What if my batter is too thick? Pumpkin adds hydration, and different protein powders can absorb differently. If your batter feels too thick, whisk in a splash of milk until it’s pourable but not runny.
Can I make this recipe into pancakes instead of waffles? Yes! You will want to use a griddle or large skillet preheated to 350 degrees instead of a waffle maker. I love this double sided waffle maker that helps me cook up more at a time! We’ve had it for 8 years now, and it’s still going strong!
Do you recommend weighing the ingredients? I really do. You get a more accurate measurement when you weigh the ingredients on a kitchen scale rather than using measuring cups. But weighing is not necessary, just be mindful on how you measure by volume (measuring cups).
Can I make these gluten-free? Yes! It will take a little more steps to make it but you can make these waffles gluten-free. You will need to swap the all-purpose flour for a gluten-free 1:1 blend (I recommend King Arthur’s 1:1 GF flour), swap the sourdough starter for gluten-free sourdough starter, and lastly, make sure that the protein powder you use is gluten-free.

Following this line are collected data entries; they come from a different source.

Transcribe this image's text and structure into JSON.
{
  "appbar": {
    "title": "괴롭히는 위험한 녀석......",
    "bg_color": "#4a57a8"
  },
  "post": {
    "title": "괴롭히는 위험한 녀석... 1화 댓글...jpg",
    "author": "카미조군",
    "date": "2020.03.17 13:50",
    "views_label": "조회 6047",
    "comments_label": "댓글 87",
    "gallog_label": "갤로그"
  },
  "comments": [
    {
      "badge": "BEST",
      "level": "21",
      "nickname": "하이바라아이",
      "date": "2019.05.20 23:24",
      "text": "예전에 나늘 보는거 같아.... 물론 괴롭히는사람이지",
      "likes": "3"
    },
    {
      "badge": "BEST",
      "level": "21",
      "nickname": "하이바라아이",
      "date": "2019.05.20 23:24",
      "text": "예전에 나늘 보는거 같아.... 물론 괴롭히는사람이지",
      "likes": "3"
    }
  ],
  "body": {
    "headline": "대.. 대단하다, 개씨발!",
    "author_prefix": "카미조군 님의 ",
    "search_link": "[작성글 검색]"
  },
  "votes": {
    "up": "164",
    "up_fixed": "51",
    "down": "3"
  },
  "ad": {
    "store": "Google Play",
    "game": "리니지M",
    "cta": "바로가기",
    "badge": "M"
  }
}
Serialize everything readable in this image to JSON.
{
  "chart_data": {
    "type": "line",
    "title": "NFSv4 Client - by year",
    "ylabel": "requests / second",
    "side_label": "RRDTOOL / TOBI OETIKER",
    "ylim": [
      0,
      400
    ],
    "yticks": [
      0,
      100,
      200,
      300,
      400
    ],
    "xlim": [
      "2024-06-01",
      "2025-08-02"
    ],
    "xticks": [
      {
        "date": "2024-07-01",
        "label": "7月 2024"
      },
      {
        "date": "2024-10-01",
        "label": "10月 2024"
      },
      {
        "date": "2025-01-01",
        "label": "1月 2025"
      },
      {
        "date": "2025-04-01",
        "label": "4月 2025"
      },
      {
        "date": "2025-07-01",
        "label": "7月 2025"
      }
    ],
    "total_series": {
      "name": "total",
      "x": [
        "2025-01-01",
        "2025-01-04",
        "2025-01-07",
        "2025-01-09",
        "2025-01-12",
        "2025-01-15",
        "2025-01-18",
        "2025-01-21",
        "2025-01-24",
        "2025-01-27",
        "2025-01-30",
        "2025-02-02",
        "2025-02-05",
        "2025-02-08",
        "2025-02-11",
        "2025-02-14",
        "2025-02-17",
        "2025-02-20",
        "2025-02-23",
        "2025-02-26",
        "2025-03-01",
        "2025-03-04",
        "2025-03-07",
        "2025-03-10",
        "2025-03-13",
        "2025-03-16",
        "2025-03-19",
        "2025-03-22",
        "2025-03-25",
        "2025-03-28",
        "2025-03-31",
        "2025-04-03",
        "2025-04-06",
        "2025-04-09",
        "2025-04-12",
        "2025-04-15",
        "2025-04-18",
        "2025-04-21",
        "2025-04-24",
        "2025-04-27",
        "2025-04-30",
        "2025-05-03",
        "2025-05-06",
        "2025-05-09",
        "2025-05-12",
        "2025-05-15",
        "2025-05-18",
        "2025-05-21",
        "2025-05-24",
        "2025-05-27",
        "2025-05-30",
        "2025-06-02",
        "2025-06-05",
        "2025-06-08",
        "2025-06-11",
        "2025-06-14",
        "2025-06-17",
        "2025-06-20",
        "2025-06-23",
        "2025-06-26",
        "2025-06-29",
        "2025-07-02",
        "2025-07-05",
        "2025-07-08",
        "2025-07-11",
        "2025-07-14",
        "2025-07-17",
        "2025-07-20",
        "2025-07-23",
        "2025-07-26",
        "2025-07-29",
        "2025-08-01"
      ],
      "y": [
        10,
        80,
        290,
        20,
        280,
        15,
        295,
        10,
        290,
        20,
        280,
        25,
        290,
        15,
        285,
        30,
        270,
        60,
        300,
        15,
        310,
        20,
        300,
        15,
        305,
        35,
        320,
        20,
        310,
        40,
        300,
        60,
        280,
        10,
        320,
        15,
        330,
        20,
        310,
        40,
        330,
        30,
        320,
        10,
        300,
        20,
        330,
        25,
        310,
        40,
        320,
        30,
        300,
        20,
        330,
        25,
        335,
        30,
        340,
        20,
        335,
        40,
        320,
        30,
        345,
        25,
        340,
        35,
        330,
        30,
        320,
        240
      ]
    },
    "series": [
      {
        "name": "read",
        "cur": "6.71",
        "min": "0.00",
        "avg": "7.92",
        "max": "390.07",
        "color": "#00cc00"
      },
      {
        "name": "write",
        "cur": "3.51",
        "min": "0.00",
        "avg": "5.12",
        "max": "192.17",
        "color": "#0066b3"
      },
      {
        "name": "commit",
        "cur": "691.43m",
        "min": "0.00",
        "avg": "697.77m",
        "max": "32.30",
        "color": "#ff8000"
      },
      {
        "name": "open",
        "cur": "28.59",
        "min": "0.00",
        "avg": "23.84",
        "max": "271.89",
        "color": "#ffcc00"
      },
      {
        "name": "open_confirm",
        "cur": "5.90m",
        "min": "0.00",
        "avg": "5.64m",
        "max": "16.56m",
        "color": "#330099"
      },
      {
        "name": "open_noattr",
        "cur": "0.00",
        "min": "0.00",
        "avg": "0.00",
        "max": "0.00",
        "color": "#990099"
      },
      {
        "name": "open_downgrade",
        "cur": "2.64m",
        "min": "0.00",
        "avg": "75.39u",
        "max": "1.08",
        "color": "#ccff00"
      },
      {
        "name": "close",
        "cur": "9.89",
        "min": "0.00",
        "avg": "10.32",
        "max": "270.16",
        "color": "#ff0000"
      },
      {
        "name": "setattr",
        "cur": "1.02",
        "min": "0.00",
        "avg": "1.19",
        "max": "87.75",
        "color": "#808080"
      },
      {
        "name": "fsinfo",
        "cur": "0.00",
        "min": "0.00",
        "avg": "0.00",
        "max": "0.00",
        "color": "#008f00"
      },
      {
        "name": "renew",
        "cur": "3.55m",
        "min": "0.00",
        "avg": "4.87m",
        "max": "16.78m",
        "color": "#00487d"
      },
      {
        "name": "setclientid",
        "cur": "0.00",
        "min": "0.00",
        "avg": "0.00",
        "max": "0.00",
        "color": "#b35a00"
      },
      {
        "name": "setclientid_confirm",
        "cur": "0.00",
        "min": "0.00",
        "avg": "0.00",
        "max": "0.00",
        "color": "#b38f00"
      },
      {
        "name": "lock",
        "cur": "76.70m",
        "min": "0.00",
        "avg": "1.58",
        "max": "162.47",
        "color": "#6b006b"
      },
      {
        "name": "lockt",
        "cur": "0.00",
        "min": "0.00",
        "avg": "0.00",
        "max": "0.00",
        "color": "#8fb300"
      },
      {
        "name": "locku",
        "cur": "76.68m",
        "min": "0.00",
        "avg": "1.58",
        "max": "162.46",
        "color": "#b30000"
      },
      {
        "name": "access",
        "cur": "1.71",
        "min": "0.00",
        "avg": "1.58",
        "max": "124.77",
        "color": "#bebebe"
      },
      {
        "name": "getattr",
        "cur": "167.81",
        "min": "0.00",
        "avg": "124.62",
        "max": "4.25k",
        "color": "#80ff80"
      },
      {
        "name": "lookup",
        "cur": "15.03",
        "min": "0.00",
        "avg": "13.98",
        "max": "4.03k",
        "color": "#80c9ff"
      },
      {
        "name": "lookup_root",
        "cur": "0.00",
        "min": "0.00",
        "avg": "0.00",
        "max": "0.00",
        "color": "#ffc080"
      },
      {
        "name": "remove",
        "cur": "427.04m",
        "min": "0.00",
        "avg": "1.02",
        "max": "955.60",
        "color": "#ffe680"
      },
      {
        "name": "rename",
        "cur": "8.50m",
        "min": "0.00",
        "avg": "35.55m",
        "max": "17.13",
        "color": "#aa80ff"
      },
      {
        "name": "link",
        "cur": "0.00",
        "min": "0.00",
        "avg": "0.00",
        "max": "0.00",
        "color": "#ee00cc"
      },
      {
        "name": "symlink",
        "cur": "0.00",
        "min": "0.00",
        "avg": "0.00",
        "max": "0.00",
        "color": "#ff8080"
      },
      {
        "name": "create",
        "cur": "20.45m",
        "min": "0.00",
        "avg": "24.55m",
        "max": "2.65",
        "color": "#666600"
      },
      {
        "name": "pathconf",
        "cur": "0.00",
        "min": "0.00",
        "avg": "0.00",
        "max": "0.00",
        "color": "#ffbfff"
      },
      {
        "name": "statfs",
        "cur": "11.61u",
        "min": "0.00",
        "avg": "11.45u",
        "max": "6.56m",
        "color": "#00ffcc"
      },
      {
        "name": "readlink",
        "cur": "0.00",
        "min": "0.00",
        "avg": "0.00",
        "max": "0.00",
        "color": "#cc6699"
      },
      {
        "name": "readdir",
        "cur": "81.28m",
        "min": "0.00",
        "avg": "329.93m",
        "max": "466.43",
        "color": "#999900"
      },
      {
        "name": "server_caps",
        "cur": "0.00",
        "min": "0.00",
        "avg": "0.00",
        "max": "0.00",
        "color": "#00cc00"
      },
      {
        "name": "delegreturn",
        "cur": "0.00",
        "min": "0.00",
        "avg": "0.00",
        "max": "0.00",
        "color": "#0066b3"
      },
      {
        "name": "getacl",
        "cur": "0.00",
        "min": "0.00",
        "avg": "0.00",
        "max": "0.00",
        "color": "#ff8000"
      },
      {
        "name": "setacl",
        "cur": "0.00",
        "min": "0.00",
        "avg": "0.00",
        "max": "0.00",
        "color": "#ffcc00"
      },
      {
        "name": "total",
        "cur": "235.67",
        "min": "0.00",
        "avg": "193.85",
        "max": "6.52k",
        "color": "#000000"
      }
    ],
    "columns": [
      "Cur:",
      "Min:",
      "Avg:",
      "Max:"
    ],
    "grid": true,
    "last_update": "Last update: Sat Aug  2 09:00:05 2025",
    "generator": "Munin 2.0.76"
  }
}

Naturally, gluten-free flours and protein powders have different textures so you will want to be mindful about that as well.

If you absolutely love this recipe, you should try these!
No really, so many people who have tried this recipe have loved these other recipes. Try these out too!
Sourdough Pumpkin Chocolate Chip Bread
Sourdough Pumpkin Maple Snickerdoodles

Sourdough Pumpkin Chocolate Chip Waffles
Ingredients
- 1 1/2 cups milk or buttermilk
- 230 g (about 1 cup) unfed/discard sourdough starter
- 3 tbsp unsalted butter, melted
- 1/4 cup honey or maple syrup or brown sugar
- 1 tsp vanilla extract
- 225 g (1 cup) Libby’s pumpkin puree
- 240 g (2 cups) all-purpose flour (or whole wheat flour for more nutrition)
- 37 g (1 scoop) plain or vanilla protein powder optional!
- 2 eggs
- 1 tsp cinnamon
- 1 1/2 tsp pumpkin pie spice
- 1 tsp baking soda
- 2 tsp baking powder
- 1/2 tsp salt
- 6 oz (1 cup) chocolate chips optional!
Instructions
- In a large bowl, mix together milk, sourdough starter, melted butter, honey, vanilla, pumpkin puree, and egg. Mix until mostly combined. Then add remaining ingredients and gently mix again. Use right away or cover and let the batter sit overnight in the fridge*.
- In the morning, preheat your waffle maker. Pour about 1/2 cup scoop onto the waffle maker and cook until both sides are cooked to desired brown and crunch level, usually indicated by waffle maker (this will differ depending on the waffle maker you use).
- Continue with the rest of the waffle batter.
- Serve with butter and maple syrup, or level up to my easy 2 minute maple cinnamon butter (*see notes for recipe).
Notes
1/3 cup pure maple syrup
1/4 tsp cinnamon Melt together and give a brief mix. Store in fridge for up to a few weeks, remelting when desired for use.